ISLAMABAD, PAKISTAN —
The Taliban Thursday claimed responsibility for ambushing a group of U.S. and European tourists in Afghanistan’s western Herat province, wounding six of the tourists and their Afghan driver.
A spokesman for the insurgency said Taliban fighters targeted what he called a "joint enemy convoy" and gave a much higher casualty toll, although the group is known for releasing inflated totals.
A provincial police spokesman, Jilani Farhad, told VOA that the attack took place in the Chishti Sharif area shortly after the tourists arrived from the central Bamiyan province.
“The wounded are in stable condition and a woman is also among them,” he added, without discussing the nationalities of the victims or motives for the attack. Reports, however, say the tourists included eight Britons, three Americans and a German.
Herat borders Iran and Taliban insurgents there are active in several districts.
Meanwhile, a Pakistani transport helicopter has crash landed in the mountainous Afghan province of Logar.
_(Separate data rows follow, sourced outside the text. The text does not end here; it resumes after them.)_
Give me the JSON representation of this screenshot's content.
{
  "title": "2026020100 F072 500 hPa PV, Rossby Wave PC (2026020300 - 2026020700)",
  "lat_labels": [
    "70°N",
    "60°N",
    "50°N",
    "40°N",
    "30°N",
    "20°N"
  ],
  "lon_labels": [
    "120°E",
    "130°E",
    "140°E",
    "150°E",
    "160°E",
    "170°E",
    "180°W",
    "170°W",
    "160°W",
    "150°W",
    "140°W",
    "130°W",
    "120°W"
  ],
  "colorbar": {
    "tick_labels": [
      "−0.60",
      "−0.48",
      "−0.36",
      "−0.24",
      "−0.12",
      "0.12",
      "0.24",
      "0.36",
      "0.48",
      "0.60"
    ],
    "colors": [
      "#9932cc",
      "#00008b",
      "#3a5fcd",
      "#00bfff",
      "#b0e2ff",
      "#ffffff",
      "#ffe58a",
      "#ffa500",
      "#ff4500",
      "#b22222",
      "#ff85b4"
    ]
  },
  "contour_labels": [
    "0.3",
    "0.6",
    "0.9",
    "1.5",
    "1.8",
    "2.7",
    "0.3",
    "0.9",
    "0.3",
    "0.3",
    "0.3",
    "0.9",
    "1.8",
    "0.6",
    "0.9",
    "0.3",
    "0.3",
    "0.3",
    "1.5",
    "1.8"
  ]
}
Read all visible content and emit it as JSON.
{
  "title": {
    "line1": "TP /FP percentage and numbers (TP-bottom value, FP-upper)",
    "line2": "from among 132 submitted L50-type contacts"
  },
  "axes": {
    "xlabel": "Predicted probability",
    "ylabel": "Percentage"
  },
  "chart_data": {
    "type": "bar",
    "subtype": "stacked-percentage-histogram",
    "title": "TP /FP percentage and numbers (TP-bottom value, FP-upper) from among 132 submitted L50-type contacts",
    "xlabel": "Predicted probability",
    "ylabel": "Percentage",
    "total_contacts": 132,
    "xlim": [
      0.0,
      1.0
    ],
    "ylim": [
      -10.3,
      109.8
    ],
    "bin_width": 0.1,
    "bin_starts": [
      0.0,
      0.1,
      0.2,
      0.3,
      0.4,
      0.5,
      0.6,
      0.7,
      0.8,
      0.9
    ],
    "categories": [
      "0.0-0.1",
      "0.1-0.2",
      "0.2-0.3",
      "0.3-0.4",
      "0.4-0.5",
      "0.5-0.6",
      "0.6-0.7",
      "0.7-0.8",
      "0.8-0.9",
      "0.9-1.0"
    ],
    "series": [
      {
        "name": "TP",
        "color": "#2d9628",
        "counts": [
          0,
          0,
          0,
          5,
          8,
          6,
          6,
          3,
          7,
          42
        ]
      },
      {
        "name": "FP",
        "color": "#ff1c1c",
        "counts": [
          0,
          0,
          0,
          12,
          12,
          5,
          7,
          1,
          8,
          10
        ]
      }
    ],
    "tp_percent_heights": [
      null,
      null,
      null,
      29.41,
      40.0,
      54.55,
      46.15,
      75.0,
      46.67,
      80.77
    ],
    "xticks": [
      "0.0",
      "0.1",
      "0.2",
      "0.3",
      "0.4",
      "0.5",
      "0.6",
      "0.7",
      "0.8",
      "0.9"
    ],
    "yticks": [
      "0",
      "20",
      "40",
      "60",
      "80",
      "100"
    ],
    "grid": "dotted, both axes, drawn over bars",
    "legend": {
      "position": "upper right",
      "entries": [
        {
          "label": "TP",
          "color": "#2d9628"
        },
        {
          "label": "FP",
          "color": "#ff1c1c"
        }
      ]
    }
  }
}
Local officials and witnesses said the Russian-made MI-17 helicopter caught fire shortly after it touched the ground. They added that a group of armed men then approached the site and took six people to an unknown location.
Pakistani officials have confirmed that the helicopter made an emergency landing on the Afghan side of the border after taking off from the northwestern city of Peshawar.
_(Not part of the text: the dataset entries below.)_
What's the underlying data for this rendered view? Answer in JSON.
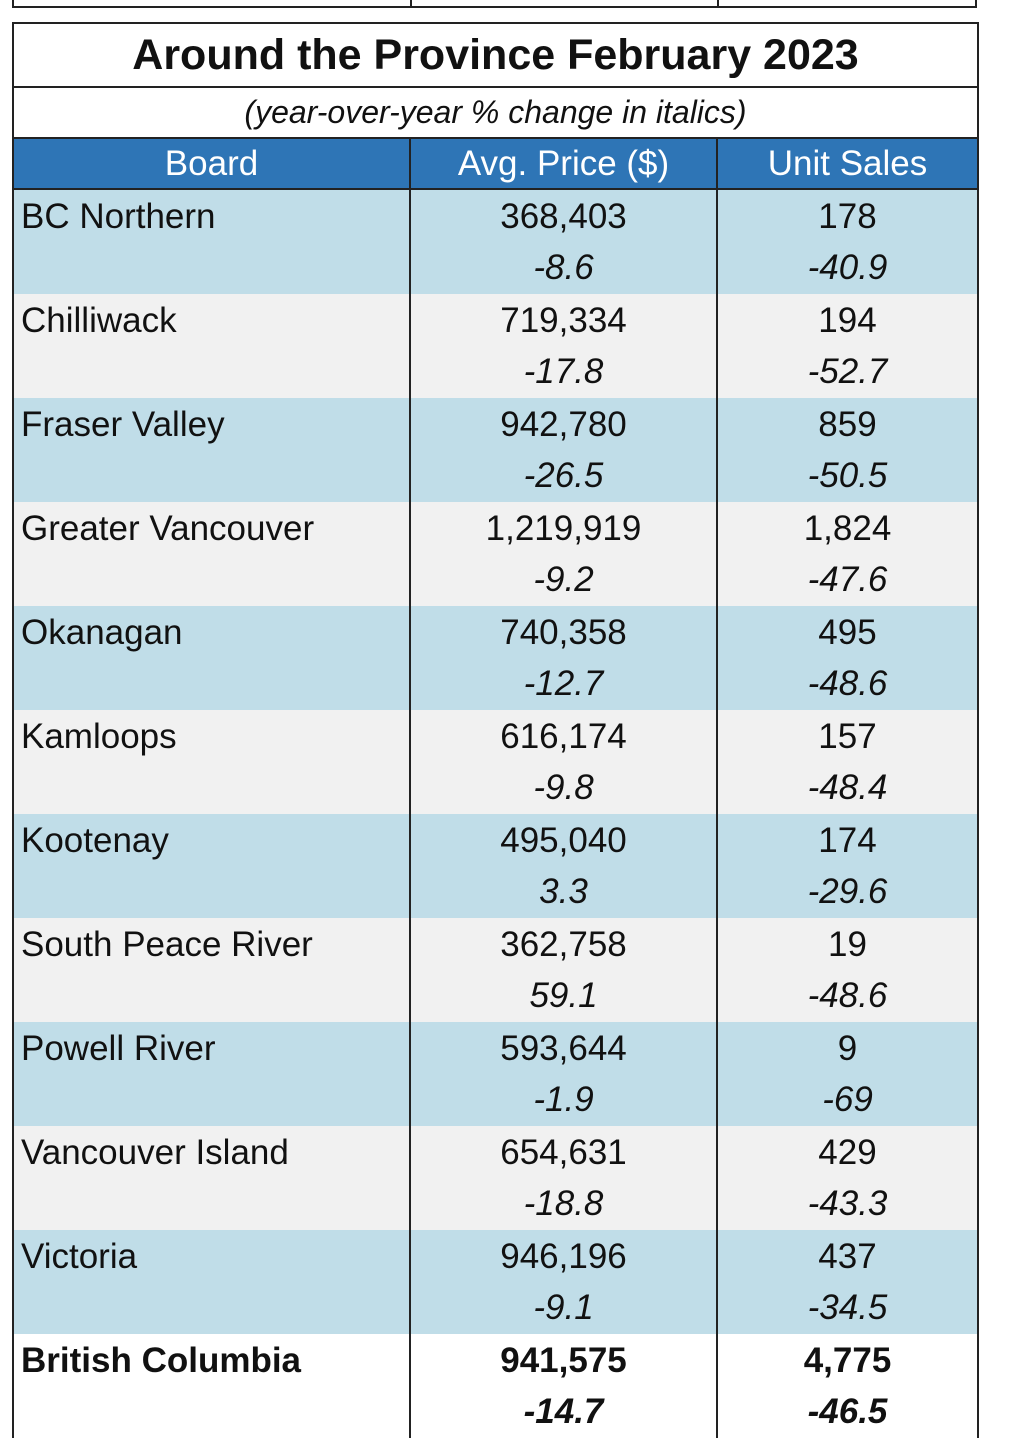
{
  "table": {
    "title": "Around the Province February 2023",
    "subtitle": "(year-over-year % change in italics)",
    "headers": [
      "Board",
      "Avg. Price ($)",
      "Unit Sales"
    ],
    "rows": [
      {
        "board": "BC Northern",
        "price": "368,403",
        "price_change": "-8.6",
        "sales": "178",
        "sales_change": "-40.9"
      },
      {
        "board": "Chilliwack",
        "price": "719,334",
        "price_change": "-17.8",
        "sales": "194",
        "sales_change": "-52.7"
      },
      {
        "board": "Fraser Valley",
        "price": "942,780",
        "price_change": "-26.5",
        "sales": "859",
        "sales_change": "-50.5"
      },
      {
        "board": "Greater Vancouver",
        "price": "1,219,919",
        "price_change": "-9.2",
        "sales": "1,824",
        "sales_change": "-47.6"
      },
      {
        "board": "Okanagan",
        "price": "740,358",
        "price_change": "-12.7",
        "sales": "495",
        "sales_change": "-48.6"
      },
      {
        "board": "Kamloops",
        "price": "616,174",
        "price_change": "-9.8",
        "sales": "157",
        "sales_change": "-48.4"
      },
      {
        "board": "Kootenay",
        "price": "495,040",
        "price_change": "3.3",
        "sales": "174",
        "sales_change": "-29.6"
      },
      {
        "board": "South Peace River",
        "price": "362,758",
        "price_change": "59.1",
        "sales": "19",
        "sales_change": "-48.6"
      },
      {
        "board": "Powell River",
        "price": "593,644",
        "price_change": "-1.9",
        "sales": "9",
        "sales_change": "-69"
      },
      {
        "board": "Vancouver Island",
        "price": "654,631",
        "price_change": "-18.8",
        "sales": "429",
        "sales_change": "-43.3"
      },
      {
        "board": "Victoria",
        "price": "946,196",
        "price_change": "-9.1",
        "sales": "437",
        "sales_change": "-34.5"
      }
    ],
    "total": {
      "board": "British Columbia",
      "price": "941,575",
      "price_change": "-14.7",
      "sales": "4,775",
      "sales_change": "-46.5"
    }
  },
  "colors": {
    "header_bg": "#2e75b6",
    "row_blue": "#c0dde8",
    "row_grey": "#f1f1f1"
  }
}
A security official requesting anonymity told VOA that five Pakistani crew members and a “Russian navigator” were on board the aircraft that belonged to the provincial government of Punjab. The helicopter was traveling to the central Asian republic of Uzbekistan for routine repair work, he said.
The accident happened in the Mati area of Azra district that Afghan officials said was under Taliban control. The insurgent group has not yet commented on reports it took those on board hostage.